The basic idea is that lunar eclipses are trouble for the Jewish nation, while solar eclipses mean trouble for the non-Jewish nations - yet Israel still suffers, as the non-Jewish nations take their troubles out on their convenient scapegoat, the Jews. This is the Talmud's poetic way of saying that the Jewish people experience trouble in this world in predictable, regular patterns - just as predictable and regular as the eclipse cycles themselves. The writers of the Talmud were simply managing expectations rather than making prophetic statements.
For those who are all tied up in anticipatory knots from reading predictions about the impending eclipse, keep this in mind: There was a full Lunar eclipse on Tu b'Shevat in 1999, 2000, 2009, 2018 as well as this year. There was a full Lunar eclipse on Purim in 2007 and on Purim Katan in 2008, as well as on Sukkot 2014, Pesach 2015, and Sukkot 2015.
With anywhere from six to seven Full Moon Jewish holidays per any given year, and anywhere from four to six (depending on the year) eclipses (solar and lunar) per annual eclipse cycle (there's NEVER a year without eclipses!), the statistical likelihood of an eclipse falling on a Jewish holiday is predictable and normal.
Lunar Eclipses ONLY happen on Full Moons. The term "Super Moon" is used when a Full Moon is at perigee (the closest it comes to Earth during the year). But not all "Super Moons" come with an Eclipse. A "Blood" Moon occurs during an eclipse when sunlight is filtered through the Earth's atmosphere. This eclipse is also being called a "Wolf Moon," which is one of the Native American names for the mid-winter Full Moon of January. Some tribes call it the Full Snow Moon. Not all "Wolf Moons" (or Full Snow Moons) or any other name for a Full Moon feature a Lunar Eclipse.

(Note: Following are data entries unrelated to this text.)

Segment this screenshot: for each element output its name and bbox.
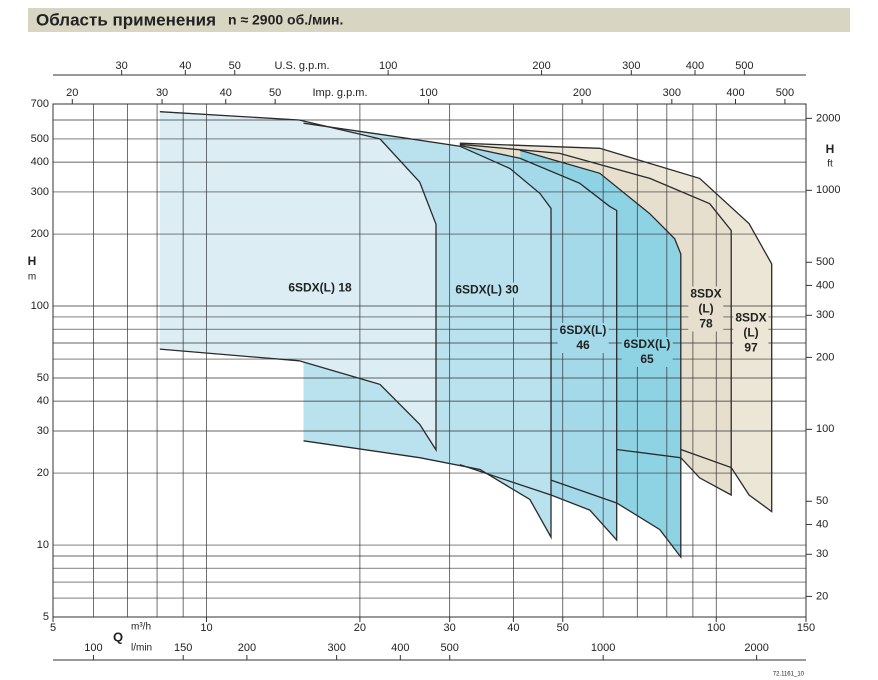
y2-tick-label: 100 — [816, 423, 834, 435]
y2-tick-label: 300 — [816, 309, 834, 321]
lmin-tick-label: 2000 — [744, 642, 768, 654]
top-tick-label: 20 — [66, 87, 78, 99]
chart-title: Область применения — [36, 10, 216, 29]
y-tick-label: 20 — [37, 467, 49, 479]
y2-tick-label: 2000 — [816, 112, 840, 124]
region-label: 6SDX(L) 18 — [286, 280, 354, 296]
x-tick-label: 150 — [797, 622, 815, 634]
lmin-tick-label: 300 — [327, 642, 345, 654]
regions — [159, 111, 772, 558]
top-tick-label: 40 — [179, 60, 191, 72]
lmin-tick-label: 500 — [441, 642, 459, 654]
y-tick-label: 400 — [31, 156, 49, 168]
y-tick-label: 200 — [31, 228, 49, 240]
y2-axis-label: H — [826, 142, 835, 156]
imp-gpm-label: Imp. g.p.m. — [312, 87, 367, 99]
y-tick-label: 300 — [31, 186, 49, 198]
top-tick-label: 500 — [735, 60, 753, 72]
top-tick-label: 400 — [726, 87, 744, 99]
y-tick-label: 30 — [37, 425, 49, 437]
lmin-axis-label: l/min — [131, 643, 152, 654]
region-outline — [159, 111, 437, 453]
lmin-tick-label: 200 — [238, 642, 256, 654]
y-tick-label: 40 — [37, 395, 49, 407]
region-outline — [303, 122, 552, 540]
top-tick-label: 300 — [663, 87, 681, 99]
us-gpm-label: U.S. g.p.m. — [274, 60, 329, 72]
lmin-tick-label: 1000 — [591, 642, 615, 654]
y2-tick-label: 500 — [816, 256, 834, 268]
y-tick-label: 500 — [31, 133, 49, 145]
y2-tick-label: 200 — [816, 351, 834, 363]
y-axis-label: H — [28, 254, 37, 268]
x-axis-unit: m³/h — [131, 622, 151, 633]
lmin-tick-label: 150 — [174, 642, 192, 654]
region-outline — [459, 144, 618, 542]
plot-frame — [52, 103, 807, 618]
y-tick-label: 700 — [31, 98, 49, 110]
region-label: 8SDX (L) 78 — [688, 286, 724, 332]
top-tick-label: 100 — [379, 60, 397, 72]
top-tick-label: 100 — [419, 87, 437, 99]
top-tick-label: 300 — [622, 60, 640, 72]
region-label: 6SDX(L) 65 — [621, 337, 673, 367]
x-tick-label: 30 — [444, 622, 456, 634]
y-tick-label: 50 — [37, 372, 49, 384]
top-tick-label: 500 — [776, 87, 794, 99]
y2-tick-label: 50 — [816, 495, 828, 507]
x-tick-label: 100 — [707, 622, 725, 634]
y2-tick-label: 30 — [816, 548, 828, 560]
top-tick-label: 200 — [573, 87, 591, 99]
region-outline — [519, 149, 682, 560]
region-outline — [459, 143, 732, 497]
x-tick-label: 5 — [50, 622, 56, 634]
x-tick-label: 20 — [354, 622, 366, 634]
region-outline — [459, 142, 773, 513]
figure-code: 72.1161_10 — [773, 672, 805, 678]
region-label: 8SDX (L) 97 — [733, 310, 769, 356]
top-tick-label: 40 — [220, 87, 232, 99]
y2-axis-unit: ft — [827, 159, 833, 170]
region-label: 6SDX(L) 30 — [453, 282, 521, 298]
y2-tick-label: 20 — [816, 590, 828, 602]
y2-tick-label: 400 — [816, 279, 834, 291]
x-tick-label: 50 — [557, 622, 569, 634]
top-tick-label: 400 — [686, 60, 704, 72]
y2-tick-label: 1000 — [816, 184, 840, 196]
header-bar — [28, 8, 850, 32]
y-tick-label: 10 — [37, 539, 49, 551]
x-tick-label: 10 — [200, 622, 212, 634]
lmin-tick-label: 100 — [84, 642, 102, 654]
region-label: 6SDX(L) 46 — [557, 323, 609, 353]
chart-subtitle: n ≈ 2900 об./мин. — [228, 12, 343, 28]
lmin-tick-label: 400 — [391, 642, 409, 654]
top-tick-label: 50 — [269, 87, 281, 99]
x-axis-symbol: Q — [113, 629, 123, 644]
y-tick-label: 5 — [43, 611, 49, 623]
x-tick-label: 40 — [507, 622, 519, 634]
top-tick-label: 200 — [532, 60, 550, 72]
top-tick-label: 50 — [229, 60, 241, 72]
y-tick-label: 100 — [31, 300, 49, 312]
top-tick-label: 30 — [156, 87, 168, 99]
top-tick-label: 30 — [116, 60, 128, 72]
y2-tick-label: 40 — [816, 518, 828, 530]
y-axis-unit: m — [28, 272, 36, 283]
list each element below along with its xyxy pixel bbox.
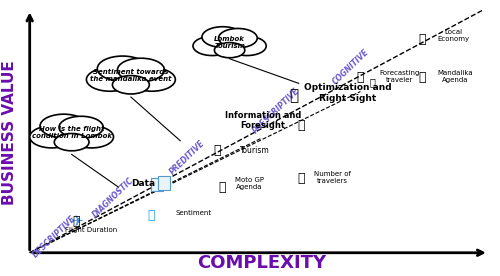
Ellipse shape [40,114,88,138]
Text: Moto GP
Agenda: Moto GP Agenda [234,177,264,190]
Text: Tourism: Tourism [240,146,269,155]
Text: Local
Economy: Local Economy [437,29,469,42]
Text: Data: Data [131,179,155,188]
Ellipse shape [128,68,176,91]
FancyBboxPatch shape [158,176,170,190]
Ellipse shape [98,56,148,81]
Ellipse shape [228,36,266,55]
Ellipse shape [86,68,134,91]
Text: 🌍: 🌍 [73,215,80,228]
Text: COGNITIVE: COGNITIVE [330,47,370,86]
Text: Number of
travelers: Number of travelers [314,171,350,184]
Text: PREDITIVE: PREDITIVE [168,138,207,176]
Text: How is the flight
condition in Lombok: How is the flight condition in Lombok [32,126,112,139]
Ellipse shape [193,36,232,55]
Text: PRESCRIPTIVE: PRESCRIPTIVE [251,86,302,135]
Ellipse shape [112,76,150,94]
Ellipse shape [102,60,160,90]
Ellipse shape [59,116,103,138]
Ellipse shape [206,30,254,54]
Text: 📋: 📋 [289,88,298,103]
Ellipse shape [218,28,257,48]
Ellipse shape [44,119,100,146]
Text: 📊: 📊 [356,71,364,84]
Ellipse shape [214,43,245,58]
Ellipse shape [70,126,114,148]
Text: Information and
Foresight: Information and Foresight [224,111,301,130]
Text: Sentiment: Sentiment [176,210,212,216]
Text: 📈: 📈 [418,33,426,46]
Ellipse shape [118,58,164,82]
Text: Forecasting
traveler: Forecasting traveler [379,70,420,83]
Text: DESCRIPTIVE: DESCRIPTIVE [31,214,78,259]
Text: 🐦: 🐦 [147,209,154,222]
Text: 🏍: 🏍 [218,181,226,194]
Text: COMPLEXITY: COMPLEXITY [197,254,326,272]
Text: Mandalika
Agenda: Mandalika Agenda [437,70,472,83]
Text: BUSINESS VALUE: BUSINESS VALUE [2,60,18,205]
Text: 🔍: 🔍 [298,119,305,132]
Ellipse shape [202,27,243,47]
Text: 🔍: 🔍 [370,77,376,87]
Text: Lombok
Tourism: Lombok Tourism [214,36,245,49]
Ellipse shape [30,126,74,148]
FancyBboxPatch shape [150,178,163,191]
Ellipse shape [54,134,89,151]
Text: Sentiment towards
the mandalika event: Sentiment towards the mandalika event [90,69,172,82]
Text: 🎯: 🎯 [418,71,426,84]
Text: ✈: ✈ [70,214,83,229]
Text: 🏛: 🏛 [298,172,305,185]
Text: DIAGNOSTIC: DIAGNOSTIC [91,176,136,220]
Text: Optimization and
Right Sight: Optimization and Right Sight [304,83,392,103]
Text: Flight Duration: Flight Duration [66,227,118,232]
Text: 🌍: 🌍 [214,144,221,157]
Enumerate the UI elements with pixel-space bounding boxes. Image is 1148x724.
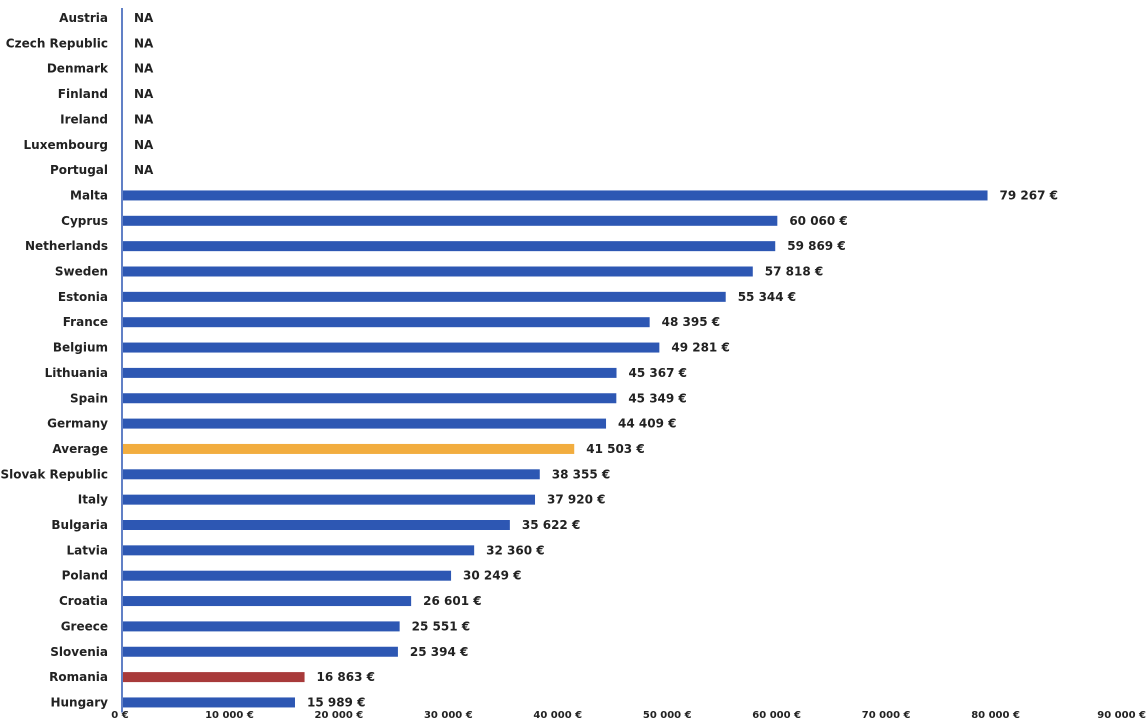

January's lunar eclipse comes two weeks after the Solar Eclipse / New Moon which inaugurated Chodesh Shevat. This year (5779) Chodesh Shevat began smack in the middle of Solar Capricorn, it was kicked off with the Solar Eclipse / New Moon conjunct transiting Saturn on January 5th and 6th. Less than a day later, Uranus stationed Direct at 29 degrees (the “ultimate” or “critical” degree of any sign) of Aries after his latest Retrograde period, which began last August. This makes Chodesh Shevat 5779 extra-powerful.
Shevat is the month associated with Aquarius. Both Uranus )the modern planetary ruler of Aquarius) and Saturn (the classical planetary ruler of Aquarius) are exerting pressure in the effort to bring about change – Saturn in his slow and steady way, Uranus in his abrupt, sudden, and surprising way. These Celestial Titans are tag-teaming in the Cardinal (initiating) signs of Capricorn and Aries (aided by Mars’ recent ingress into his home sign) to overcome the tectonic pressure generated by fear-based resistance to what we all know in our heart is inevitable change.
Comfort zones will be shaken, concepts about security upended, definitions of both “ally” and “enemy” will be reconsidered, ideals will be challenged. The universe is sending a memo: did you receive it yet? The times, they are a-changin’.